Shortlisted for the German Book Award 2021
The six shortlist candidates have just been announced and schøne agentur represents translation rigths for four of them! Please do not hesitate to get in touch if you’d like to have a closer look at:
Mithu M. Sanyal, IDENTITTI (Hanser) – It’s the 2020s and things are complicated. Then there’s a scandal: Prof. Saraswati is a white woman – and nothing could be worse. Because she holds the chair of Postcolonial Studies in Düsseldorf and is the supreme goddess of identity debates, in which she describes herself as a person of colour. Never before has a story of the present day been so fast-paced and told with such ease.
Antje Rávik Strubel, BLUE WOMAN (S. Fischer) – Antje Rávik Strubel’s novel ‚Blue Woman‘, tells in a stirring way of the unequal premises of love, Europe’s abysses and how we normalise the monstrous. Rendered invisible by a sexual assault which no one takes seriously, Adina gets stranded in Helsinki after wandering around aimlessly. In the hotel in which she is working illegally, she meets the Estonian Professor Leonides, a Member of the European Parliament, who falls in love with her. While he campaigns for human rights, Adina searches for a way out of her inner exile.
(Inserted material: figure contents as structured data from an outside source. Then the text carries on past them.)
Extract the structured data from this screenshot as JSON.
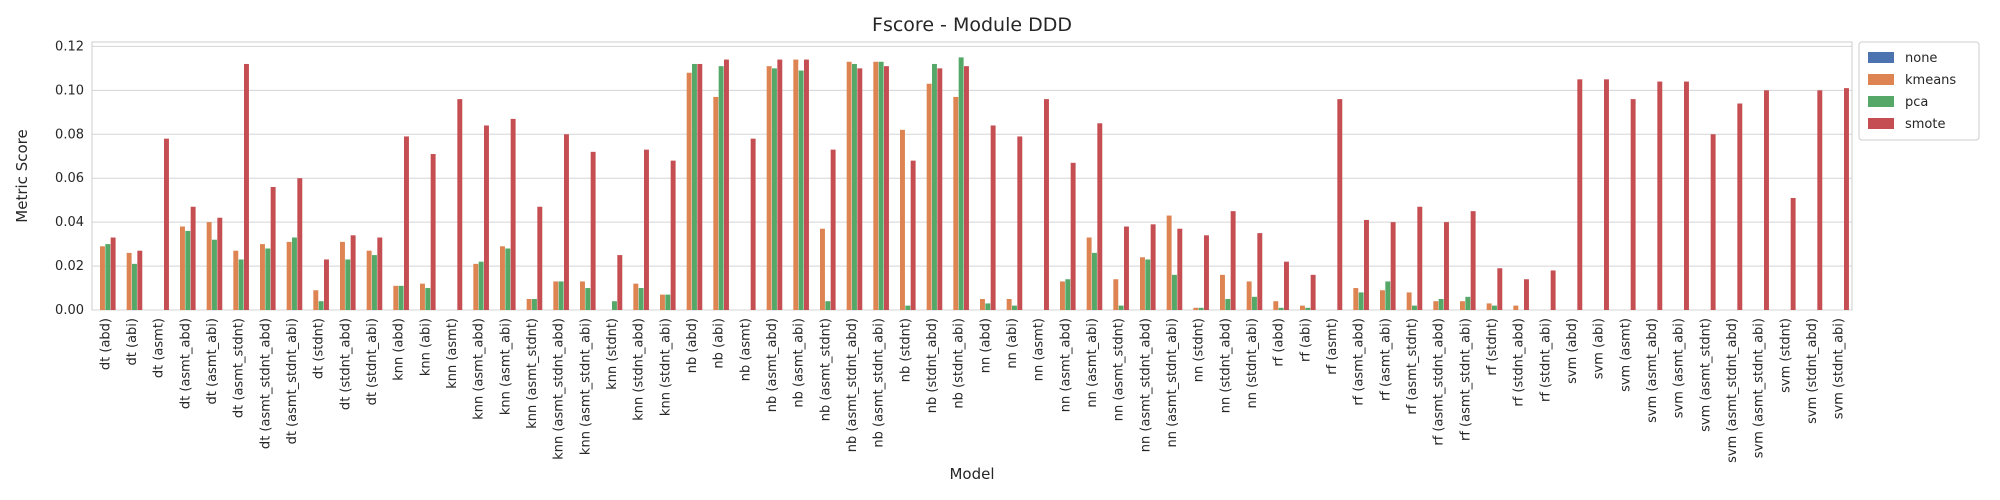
{
  "chart_data": {
    "type": "bar",
    "title": "Fscore - Module DDD",
    "xlabel": "Model",
    "ylabel": "Metric Score",
    "ylim": [
      0,
      0.122
    ],
    "yticks": [
      0.0,
      0.02,
      0.04,
      0.06,
      0.08,
      0.1,
      0.12
    ],
    "ytick_labels": [
      "0.00",
      "0.02",
      "0.04",
      "0.06",
      "0.08",
      "0.10",
      "0.12"
    ],
    "grid": true,
    "legend_position": "outside-top-right",
    "categories": [
      "dt (abd)",
      "dt (abi)",
      "dt (asmt)",
      "dt (asmt_abd)",
      "dt (asmt_abi)",
      "dt (asmt_stdnt)",
      "dt (asmt_stdnt_abd)",
      "dt (asmt_stdnt_abi)",
      "dt (stdnt)",
      "dt (stdnt_abd)",
      "dt (stdnt_abi)",
      "knn (abd)",
      "knn (abi)",
      "knn (asmt)",
      "knn (asmt_abd)",
      "knn (asmt_abi)",
      "knn (asmt_stdnt)",
      "knn (asmt_stdnt_abd)",
      "knn (asmt_stdnt_abi)",
      "knn (stdnt)",
      "knn (stdnt_abd)",
      "knn (stdnt_abi)",
      "nb (abd)",
      "nb (abi)",
      "nb (asmt)",
      "nb (asmt_abd)",
      "nb (asmt_abi)",
      "nb (asmt_stdnt)",
      "nb (asmt_stdnt_abd)",
      "nb (asmt_stdnt_abi)",
      "nb (stdnt)",
      "nb (stdnt_abd)",
      "nb (stdnt_abi)",
      "nn (abd)",
      "nn (abi)",
      "nn (asmt)",
      "nn (asmt_abd)",
      "nn (asmt_abi)",
      "nn (asmt_stdnt)",
      "nn (asmt_stdnt_abd)",
      "nn (asmt_stdnt_abi)",
      "nn (stdnt)",
      "nn (stdnt_abd)",
      "nn (stdnt_abi)",
      "rf (abd)",
      "rf (abi)",
      "rf (asmt)",
      "rf (asmt_abd)",
      "rf (asmt_abi)",
      "rf (asmt_stdnt)",
      "rf (asmt_stdnt_abd)",
      "rf (asmt_stdnt_abi)",
      "rf (stdnt)",
      "rf (stdnt_abd)",
      "rf (stdnt_abi)",
      "svm (abd)",
      "svm (abi)",
      "svm (asmt)",
      "svm (asmt_abd)",
      "svm (asmt_abi)",
      "svm (asmt_stdnt)",
      "svm (asmt_stdnt_abd)",
      "svm (asmt_stdnt_abi)",
      "svm (stdnt)",
      "svm (stdnt_abd)",
      "svm (stdnt_abi)"
    ],
    "series": [
      {
        "name": "none",
        "color": "#4c72b0",
        "values": [
          0,
          0,
          0,
          0,
          0,
          0,
          0,
          0,
          0,
          0,
          0,
          0,
          0,
          0,
          0,
          0,
          0,
          0,
          0,
          0,
          0,
          0,
          0,
          0,
          0,
          0,
          0,
          0,
          0,
          0,
          0,
          0,
          0,
          0,
          0,
          0,
          0,
          0,
          0,
          0,
          0,
          0,
          0,
          0,
          0,
          0,
          0,
          0,
          0,
          0,
          0,
          0,
          0,
          0,
          0,
          0,
          0,
          0,
          0,
          0,
          0,
          0,
          0,
          0,
          0,
          0
        ]
      },
      {
        "name": "kmeans",
        "color": "#dd8452",
        "values": [
          0.029,
          0.026,
          0,
          0.038,
          0.04,
          0.027,
          0.03,
          0.031,
          0.009,
          0.031,
          0.027,
          0.011,
          0.012,
          0,
          0.021,
          0.029,
          0.005,
          0.013,
          0.013,
          0,
          0.012,
          0.007,
          0.108,
          0.097,
          0,
          0.111,
          0.114,
          0.037,
          0.113,
          0.113,
          0.082,
          0.103,
          0.097,
          0.005,
          0.005,
          0,
          0.013,
          0.033,
          0.014,
          0.024,
          0.043,
          0.001,
          0.016,
          0.013,
          0.004,
          0.002,
          0,
          0.01,
          0.009,
          0.008,
          0.004,
          0.004,
          0.003,
          0.002,
          0,
          0,
          0,
          0,
          0,
          0,
          0,
          0,
          0,
          0,
          0,
          0
        ]
      },
      {
        "name": "pca",
        "color": "#55a868",
        "values": [
          0.03,
          0.021,
          0,
          0.036,
          0.032,
          0.023,
          0.028,
          0.033,
          0.004,
          0.023,
          0.025,
          0.011,
          0.01,
          0,
          0.022,
          0.028,
          0.005,
          0.013,
          0.01,
          0.004,
          0.01,
          0.007,
          0.112,
          0.111,
          0,
          0.11,
          0.109,
          0.004,
          0.112,
          0.113,
          0.002,
          0.112,
          0.115,
          0.003,
          0.002,
          0,
          0.014,
          0.026,
          0.002,
          0.023,
          0.016,
          0.001,
          0.005,
          0.006,
          0.001,
          0.001,
          0,
          0.008,
          0.013,
          0.002,
          0.005,
          0.006,
          0.002,
          0,
          0,
          0,
          0,
          0,
          0,
          0,
          0,
          0,
          0,
          0,
          0,
          0
        ]
      },
      {
        "name": "smote",
        "color": "#c44e52",
        "values": [
          0.033,
          0.027,
          0.078,
          0.047,
          0.042,
          0.112,
          0.056,
          0.06,
          0.023,
          0.034,
          0.033,
          0.079,
          0.071,
          0.096,
          0.084,
          0.087,
          0.047,
          0.08,
          0.072,
          0.025,
          0.073,
          0.068,
          0.112,
          0.114,
          0.078,
          0.114,
          0.114,
          0.073,
          0.11,
          0.111,
          0.068,
          0.11,
          0.111,
          0.084,
          0.079,
          0.096,
          0.067,
          0.085,
          0.038,
          0.039,
          0.037,
          0.034,
          0.045,
          0.035,
          0.022,
          0.016,
          0.096,
          0.041,
          0.04,
          0.047,
          0.04,
          0.045,
          0.019,
          0.014,
          0.018,
          0.105,
          0.105,
          0.096,
          0.104,
          0.104,
          0.08,
          0.094,
          0.1,
          0.051,
          0.1,
          0.101
        ]
      }
    ]
  }
}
Norbert Gstrein, THE SECOND JACOB (Hanser) – Jacob recalls doing a film shoot years ago on the Mexican-American border. He remembers women being murdered and the terrible conditions in general, but he only ever witnessed these things from afar. Twice, however, he found himself in the middle of sinister events. Jacob is ashamed and struggles with the simplistic verdicts of the outside world.
Monika Helfer, DADDY (Hanser) – Monika Helfer continues the tale she began in The Riff-Raff – the one of her family. Helfer’s book orbits her father’s life and tells the story of her childhood and adolescence – the spaciousness and library in the mountain recovery home for war victims and the poverty and the cramped conditions in a South Tyrolean settlement with many children in one kitchen. She writes what she knows about her father, a man who, like many of his generation, didn’t say much.